For a problem that supposedly doesn’t exist, the stakes sure are high for activists like Mint El Moctar, who warned that “she has received death threats for pushing the issue. She has been accused of being a liar, a madwoman, and a traitor who damages Mauritania’s reputation.”
More broadly, Mint El Moctar reported that young girls in Mauriatania who were not trafficked out of the country faced other problems no less upsetting. She
expressed concern about a recent surge in child marriages in Mauritania…According to Mint El Moctar, early marriages expose young girls to domestic violence, domestic servitude, and endangers their health. She introduced PolOff to a pregnant twelve-year-old girl who had already been married for three year s and regularly beaten by her husband.
After the meeting, Hankins followed up by verifying the child’s claims with another human rights NGO representative, who also reported that “one of her clients was a twelve-year-old who almost died in childbirth.”
Mint El Moctar argued that families pressing their daughters into early marriage were driven by fears of pre-marital sex or worries about the possibility of rape. As Hankins notes,
rape is a generalized problem in Mauritania that receives no government attention. Zeinebou Mint Taleb Moussa, president of the Mauritanian Association for the Health of Mother and Child (AMSME), said that in 2008 the center she supervises—the only one providing services to victims of rape in Mauritania—received 304 victims. She stated that most victims do not seek help. The week of April 1, a center volunteer was raped and threatened for her affiliation to the center.

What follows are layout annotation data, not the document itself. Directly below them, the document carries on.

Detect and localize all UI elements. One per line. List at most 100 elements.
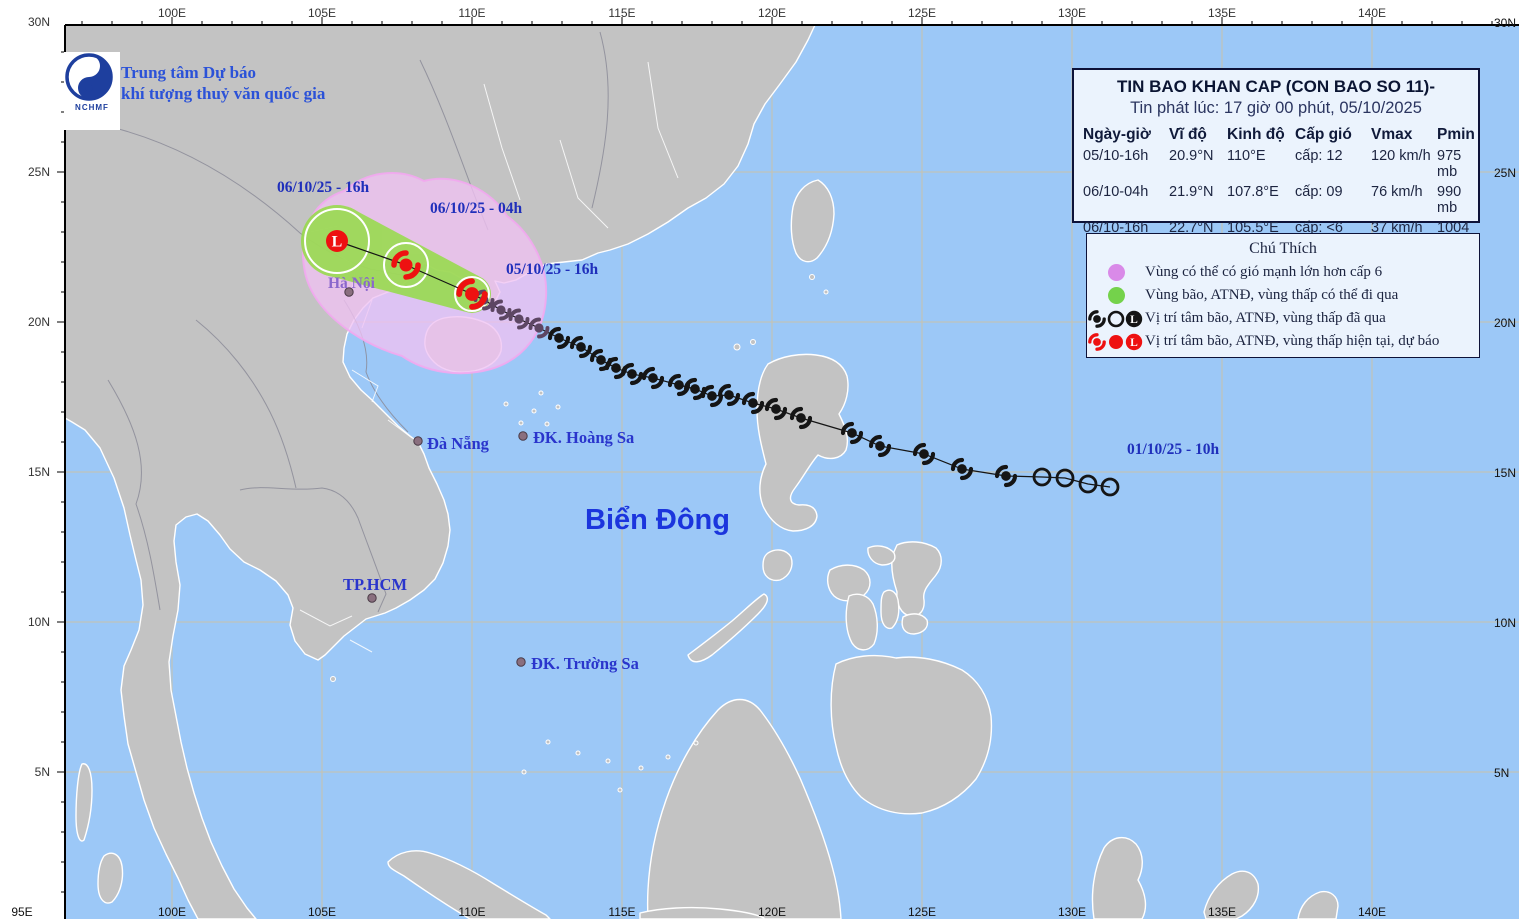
bulletin-cell: cấp: 12 <box>1295 148 1343 164</box>
cebu-island <box>880 589 900 630</box>
legend-item-current-forecast: L Vị trí tâm bão, ATNĐ, vùng thấp hiện t… <box>1087 330 1479 353</box>
current-forecast-icons: L <box>1088 332 1143 351</box>
bulletin-cell: 06/10-04h <box>1083 184 1149 200</box>
lat-label-left: 20N <box>28 315 50 329</box>
bulletin-col-header: Vĩ độ <box>1169 126 1207 143</box>
forecast-low-icon: L <box>326 230 348 252</box>
lat-label-right: 5N <box>1494 766 1509 780</box>
borneo-island <box>646 698 842 919</box>
track-date-label: 05/10/25 - 16h <box>506 261 599 278</box>
lon-label-bottom: 95E <box>11 905 32 919</box>
legend-item-violet-area: Vùng có thể có gió mạnh lớn hơn cấp 6 <box>1087 261 1479 284</box>
negros-island <box>845 593 878 651</box>
city-label: Hà Nội <box>328 275 376 292</box>
svg-text:L: L <box>332 234 343 251</box>
bulletin-cell: 110°E <box>1227 148 1266 164</box>
track-date-label: 06/10/25 - 04h <box>430 200 523 217</box>
lon-label-bottom: 105E <box>308 905 336 919</box>
legend-label: Vị trí tâm bão, ATNĐ, vùng thấp đã qua <box>1145 310 1386 326</box>
lon-label-top: 120E <box>758 6 786 20</box>
bulletin-cell: 05/10-16h <box>1083 148 1149 164</box>
nchmf-abbr: NCHMF <box>75 103 109 112</box>
forecast-uncertainty-circle <box>383 242 429 288</box>
bulletin-panel: TIN BAO KHAN CAP (CON BAO SO 11)- Tin ph… <box>1072 68 1480 252</box>
lat-label-right: 25N <box>1494 166 1516 180</box>
lon-label-top: 110E <box>458 6 485 20</box>
legend-label: Vị trí tâm bão, ATNĐ, vùng thấp hiện tại… <box>1145 333 1440 349</box>
lat-label-left: 25N <box>28 165 50 179</box>
lat-label-left: 10N <box>28 615 50 629</box>
luzon-island <box>756 353 849 532</box>
samar-leyte <box>891 541 942 617</box>
past-depression-ring-icon <box>1032 467 1052 487</box>
city-dot <box>413 436 423 446</box>
city-dot <box>344 287 354 297</box>
lat-label-left: 15N <box>28 465 50 479</box>
island-southeast-1 <box>1203 870 1260 919</box>
bulletin-cell: cấp: <6 <box>1295 220 1343 236</box>
bulletin-cell: 990 mb <box>1437 184 1462 216</box>
bulletin-table: Ngày-giờ Vĩ độ Kinh độ Cấp gió Vmax Pmin 05/10… <box>1074 126 1478 252</box>
lon-label-top: 100E <box>158 6 186 20</box>
taiwan-island <box>790 179 835 263</box>
andaman-islet-2 <box>97 852 124 904</box>
lon-label-bottom: 115E <box>608 905 635 919</box>
lat-label-right: 20N <box>1494 316 1516 330</box>
mindoro-island <box>762 549 793 582</box>
violet-area-icon <box>1107 264 1125 281</box>
bulletin-cell: 120 km/h <box>1371 148 1431 164</box>
axis-ticks-labels: 95E 100E 100E 105E 105E 110E 110E 115E 115E 120E 1… <box>11 6 1516 919</box>
mindanao-island <box>830 654 993 815</box>
track-date-label: 01/10/25 - 10h <box>1127 441 1220 458</box>
lon-label-bottom: 135E <box>1208 905 1236 919</box>
bulletin-issued-time: Tin phát lúc: 17 giờ 00 phút, 05/10/2025 <box>1130 99 1422 117</box>
bulletin-cell: 22.7°N <box>1169 220 1214 236</box>
legend-item-green-area: Vùng bão, ATNĐ, vùng thấp có thể đi qua <box>1087 284 1479 307</box>
legend-title: Chú Thích <box>1249 240 1317 257</box>
bulletin-cell: 37 km/h <box>1371 220 1423 236</box>
bulletin-cell: cấp: 09 <box>1295 184 1343 200</box>
lon-label-bottom: 130E <box>1058 905 1086 919</box>
legend-label: Vùng bão, ATNĐ, vùng thấp có thể đi qua <box>1145 287 1399 303</box>
lat-label-left: 30N <box>28 15 50 29</box>
sea-name-label: Biển Đông <box>585 504 730 536</box>
java-island <box>639 906 765 919</box>
city-dot <box>516 657 526 667</box>
masbate-island <box>867 545 896 566</box>
uncertainty-circles <box>304 208 490 312</box>
city-dot <box>367 593 377 603</box>
lat-label-right: 15N <box>1494 466 1516 480</box>
storm-track: L <box>326 230 1120 497</box>
agency-name: Trung tâm Dự báo khí tượng thuỷ văn quốc… <box>121 62 325 104</box>
green-area-icon <box>1107 287 1125 304</box>
bulletin-title: TIN BAO KHAN CAP (CON BAO SO 11)- <box>1117 77 1435 96</box>
island-southeast-2 <box>1297 890 1339 919</box>
lat-label-right: 10N <box>1494 616 1516 630</box>
map-labels: Hà Nội Đà Nẵng ĐK. Hoàng Sa TP.HCM ĐK. Trườn… <box>277 179 1220 673</box>
bulletin-cell: 21.9°N <box>1169 184 1214 200</box>
lon-label-bottom: 110E <box>458 905 485 919</box>
agency-logo: NCHMF <box>64 52 120 130</box>
lon-label-bottom: 140E <box>1358 905 1386 919</box>
lon-label-top: 105E <box>308 6 336 20</box>
legend-label: Vùng có thể có gió mạnh lớn hơn cấp 6 <box>1145 264 1383 280</box>
city-label: Đà Nẵng <box>427 434 490 453</box>
agency-name-line1: Trung tâm Dự báo <box>121 63 257 82</box>
sumatra-island <box>387 850 551 919</box>
bulletin-cell: 105.5°E <box>1227 220 1279 236</box>
lon-label-bottom: 125E <box>908 905 936 919</box>
bulletin-cell: 20.9°N <box>1169 148 1214 164</box>
svg-text:L: L <box>1130 337 1138 349</box>
palawan-island <box>687 593 769 663</box>
andaman-islet-1 <box>75 763 93 842</box>
lon-label-top: 135E <box>1208 6 1236 20</box>
lon-label-top: 125E <box>908 6 936 20</box>
forecast-uncertainty-circle <box>304 208 370 274</box>
bulletin-col-header: Ngày-giờ <box>1083 126 1151 143</box>
legend-panel: Chú Thích Vùng có thể có gió mạnh lớn hơ… <box>1086 233 1480 358</box>
legend-item-past-positions: L Vị trí tâm bão, ATNĐ, vùng thấp đã qua <box>1087 307 1479 330</box>
lon-label-top: 140E <box>1358 6 1386 20</box>
city-dot <box>518 431 528 441</box>
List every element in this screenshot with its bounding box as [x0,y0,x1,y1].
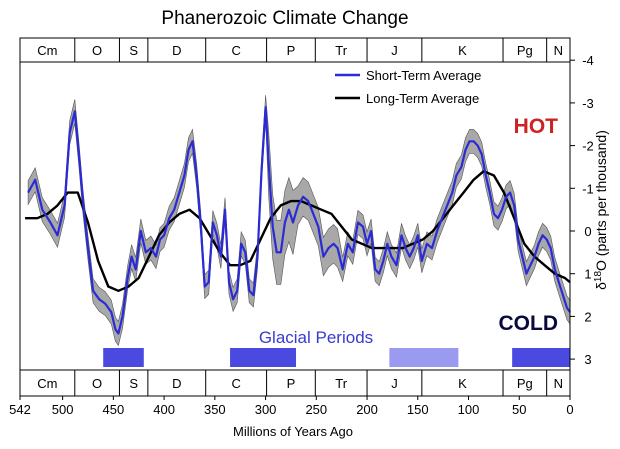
y-tick-label: -2 [582,139,594,154]
period-label-bottom: J [391,376,398,391]
x-tick-label: 200 [356,402,378,417]
period-label-top: Tr [335,43,347,58]
period-label-top: C [231,43,240,58]
plot-frame [19,37,571,397]
period-label-top: J [391,43,398,58]
x-tick-label: 100 [458,402,480,417]
legend: Short-Term Average Long-Term Average [335,68,481,106]
period-label-top: O [92,43,102,58]
legend-label: Long-Term Average [366,91,479,106]
period-label-top: P [287,43,296,58]
period-label-bottom: P [287,376,296,391]
y-tick-label: -4 [582,53,594,68]
x-axis-title: Millions of Years Ago [233,424,353,439]
period-label-bottom: S [129,376,138,391]
series-line-short-term-average [27,106,571,335]
y-tick-label: 3 [584,352,591,367]
x-tick-label: 50 [512,402,526,417]
x-tick-label: 500 [52,402,74,417]
x-tick-label: 150 [407,402,429,417]
x-tick-label: 350 [204,402,226,417]
axes: 542 500 450 400 350 300 250 200 150 100 50 03210-1-… [9,37,594,417]
period-label-top: Cm [37,43,57,58]
glacial-bars [103,348,570,367]
series-lines [25,106,571,335]
x-tick-label: 300 [255,402,277,417]
y-axis-title: δ18O (parts per thousand) [593,130,609,290]
y-tick-label: -1 [582,181,594,196]
period-label-top: S [129,43,138,58]
hot-annotation: HOT [514,115,559,138]
period-label-top: D [172,43,181,58]
period-label-bottom: C [231,376,240,391]
period-label-top: K [458,43,467,58]
period-label-top: Pg [517,43,533,58]
cold-annotation: COLD [499,312,559,335]
period-label-bottom: O [92,376,102,391]
period-bands: Cm Cm O O S S D D C C P P Tr Tr J J K K Pg Pg N N [37,38,563,396]
y-tick-label: 1 [584,267,591,282]
glacial-period-bar [230,348,297,367]
period-label-bottom: Tr [335,376,347,391]
period-label-bottom: D [172,376,181,391]
y-tick-label: 2 [584,309,591,324]
x-tick-label: 250 [305,402,327,417]
period-label-bottom: K [458,376,467,391]
chart-title: Phanerozoic Climate Change [161,8,408,29]
legend-label: Short-Term Average [366,68,481,83]
period-label-bottom: Pg [517,376,533,391]
x-tick-label: 450 [103,402,125,417]
y-tick-label: -3 [582,96,594,111]
x-tick-label: 400 [153,402,175,417]
period-label-bottom: Cm [37,376,57,391]
glacial-period-bar [103,348,144,367]
glacial-period-bar [389,348,459,367]
x-tick-label: 0 [566,402,573,417]
period-label-top: N [554,43,563,58]
x-tick-label: 542 [9,402,31,417]
period-label-bottom: N [554,376,563,391]
glacial-periods-label: Glacial Periods [259,328,373,347]
glacial-period-bar [512,348,570,367]
y-tick-label: 0 [584,224,591,239]
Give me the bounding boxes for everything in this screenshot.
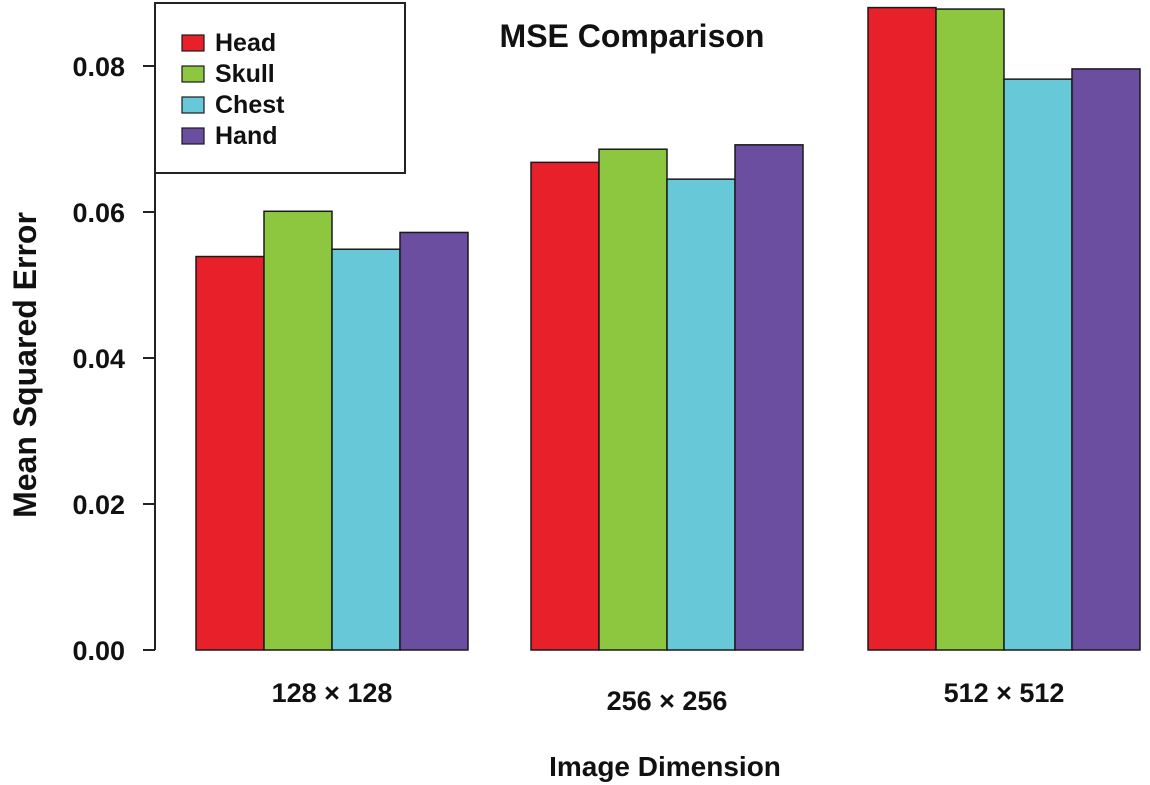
legend-label-hand: Hand [215, 122, 278, 150]
bar-head-2 [530, 161, 600, 651]
x-tick-label: 512 × 512 [944, 678, 1065, 708]
legend-label-head: Head [215, 29, 276, 57]
bar-chest-1 [331, 248, 401, 651]
y-axis-label: Mean Squared Error [7, 212, 43, 518]
y-tick-label: 0.04 [72, 344, 125, 374]
bar-hand-1 [399, 231, 469, 651]
x-axis-label: Image Dimension [549, 751, 781, 782]
legend-swatch-skull [181, 65, 205, 83]
legend-swatch-chest [181, 96, 205, 114]
legend-swatch-hand [181, 127, 205, 145]
y-axis: 0.00 0.02 0.04 0.06 0.08 [72, 52, 156, 666]
bar-chest-2 [666, 178, 736, 651]
y-tick-label: 0.08 [72, 52, 125, 82]
x-tick-label: 256 × 256 [607, 686, 728, 716]
bar-skull-3 [935, 8, 1005, 651]
legend-swatch-head [181, 34, 205, 52]
y-tick-label: 0.00 [72, 636, 125, 666]
chart-title: MSE Comparison [500, 18, 765, 54]
bar-head-1 [195, 255, 265, 651]
legend-box [154, 2, 406, 174]
y-tick-label: 0.06 [72, 198, 125, 228]
bar-skull-1 [263, 210, 333, 651]
x-tick-labels: 128 × 128 256 × 256 512 × 512 [272, 678, 1065, 716]
bar-hand-3 [1071, 68, 1141, 651]
bar-head-3 [867, 6, 937, 651]
bar-chest-3 [1003, 78, 1073, 651]
y-tick-label: 0.02 [72, 490, 125, 520]
bar-skull-2 [598, 148, 668, 651]
x-tick-label: 128 × 128 [272, 678, 393, 708]
bars-group [195, 6, 1141, 651]
legend-label-chest: Chest [215, 91, 285, 119]
legend: Head Skull Chest Hand [154, 2, 406, 174]
bar-hand-2 [734, 144, 804, 651]
legend-label-skull: Skull [215, 60, 275, 88]
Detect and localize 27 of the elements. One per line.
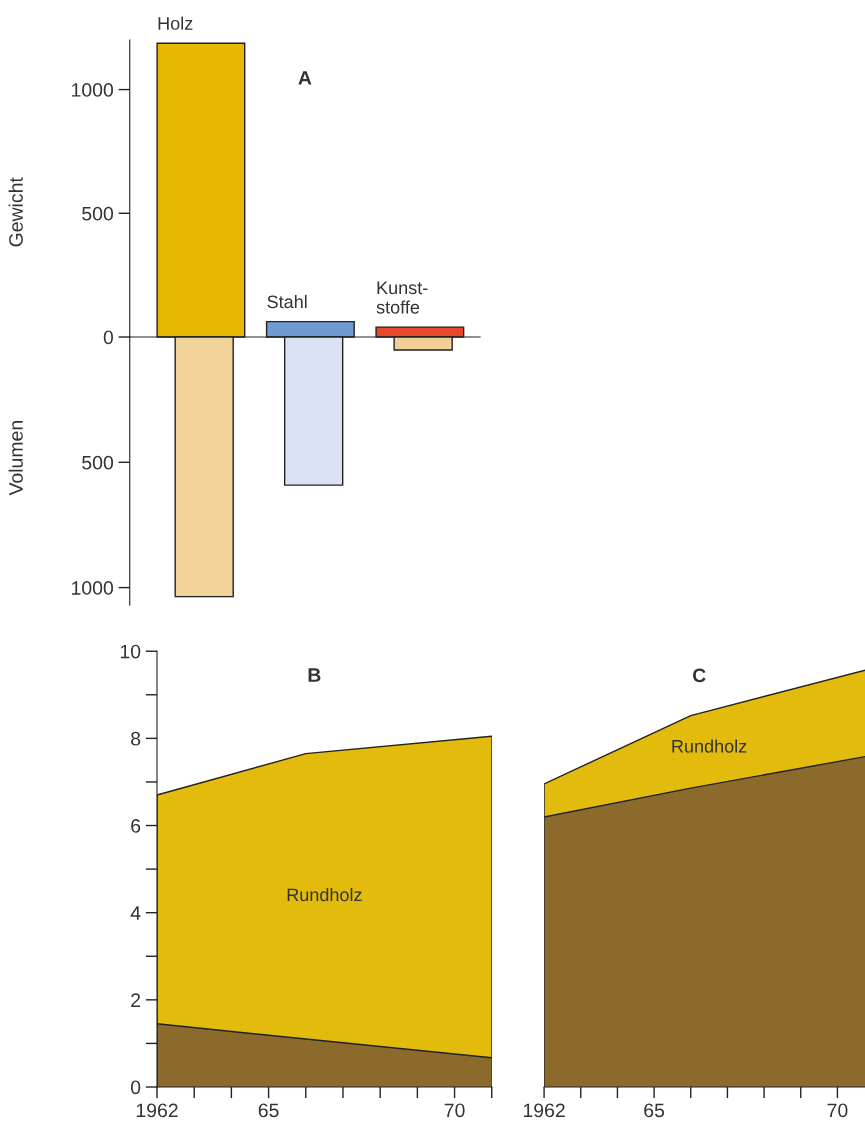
text: A xyxy=(298,71,312,85)
x-tick-label: 70 xyxy=(827,1103,848,1118)
series-label: Rundholz xyxy=(287,887,362,902)
y-tick-label: 1000 xyxy=(72,83,114,97)
y-tick-label: 500 xyxy=(82,206,114,221)
y-tick-label: 10 xyxy=(120,644,141,659)
x-tick-label: 65 xyxy=(644,1103,665,1118)
series-label: Rundholz xyxy=(672,739,747,753)
y-tick-label: 8 xyxy=(131,731,141,746)
x-tick-label: 1962 xyxy=(136,1103,178,1118)
y-tick-label: 500 xyxy=(82,455,114,470)
x-tick-label: Holz xyxy=(158,16,193,30)
text: B xyxy=(308,668,321,682)
y-tick-label: 0 xyxy=(130,1080,141,1095)
y-tick-label: 1000 xyxy=(72,581,114,595)
x-tick-label: Stahl xyxy=(267,294,307,309)
chart-title: C xyxy=(692,668,706,683)
y-axis-title: Gewicht xyxy=(8,177,23,247)
y-axis-title: Volumen xyxy=(8,421,23,496)
x-tick-label: 65 xyxy=(258,1103,279,1118)
y-tick-label: 6 xyxy=(131,818,141,833)
y-tick-label: 0 xyxy=(103,330,114,345)
y-tick-label: 4 xyxy=(130,906,141,920)
x-tick-label: 1962 xyxy=(523,1103,565,1118)
x-tick-label: Kunst- stoffe xyxy=(376,281,428,314)
y-tick-label: 2 xyxy=(131,993,141,1007)
x-tick-label: 70 xyxy=(444,1103,465,1118)
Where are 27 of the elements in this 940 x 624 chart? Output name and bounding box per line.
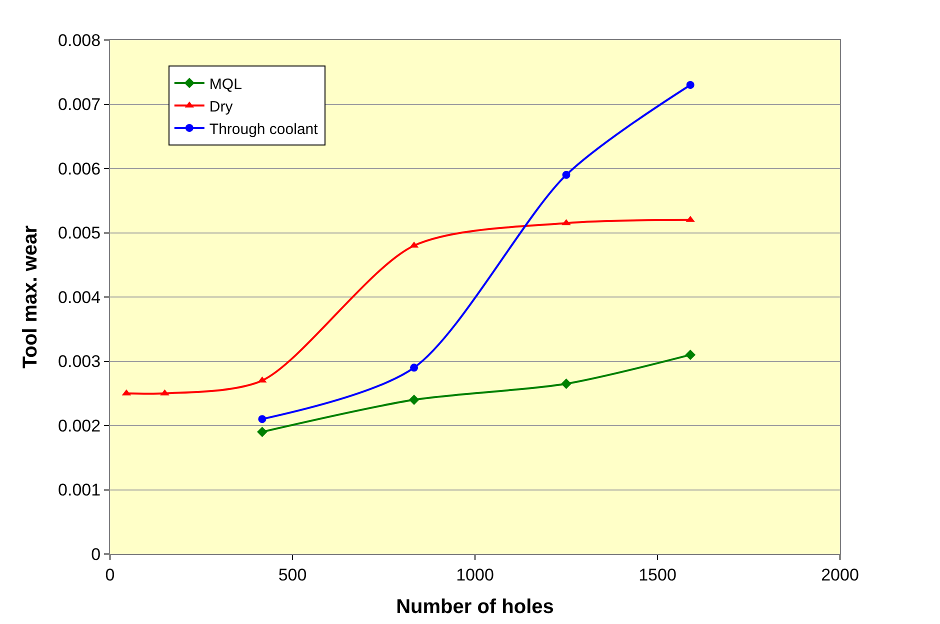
y-tick-label: 0.007 xyxy=(58,95,101,114)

Even as the Mauritanian government willfully ignored these violations of women’s rights, transnational advocacy groups and their partners at the United Nations were fully aware of what was going on. Yet sadly, the cable reports that UNICEF officials made clear to the embassy that “they do not have the resources to take concrete actions,” and “requested United States funds to help accelerate actions against child trafficking in Mauritania.” It’s not immediately evident what their idea of action might look like, but if their other tentative plan—“to approach this issue in its next national study”—is any indication, there’s much to be desired.
Hankins closes the cable with the observation that
trafficking, the corollary of poverty and traditional practices harmful to women, is one of many taboos in Mauritanian society. NGOs like Mint El Moctar’s wage a lone battle without resources or recognition…As the United States seeks to support democratic forces in Mauritania, it should put emphasis on increasing these NGO’s capacity to denounce and fight human rights abuses as well as provide support to victims. With their “in your face approach” towards the government, their capacity to undertake concrete actions and mobilize the population at the grassroots level, and their desire to fight against all odds for a more democratic society—even at the expense of their reputation and personal safety—human rights activists like Mint El Moctar are among our best partners in democracy.
Hankins’ recommendations did not go unheeded. In June 2010, Mint El Moctar and other activists dedicated to ending the trade in human trafficking were recognized by Secretary of State Hillary Clinton for their courageous work. And to be sure, it has been impactful. The government of Mauritania now officially recognizes child trafficking as a public problem demanding emergency attention. At the same time, words have not been met with deeds. According to the US State Department’s 2010 annual report on human trafficking, Mauritania has not made any significant efforts to combat the phenomenon within its borders since 2009, inhabiting the exclusive basement tier in a worldwide ranking of countries fighting the trade in people.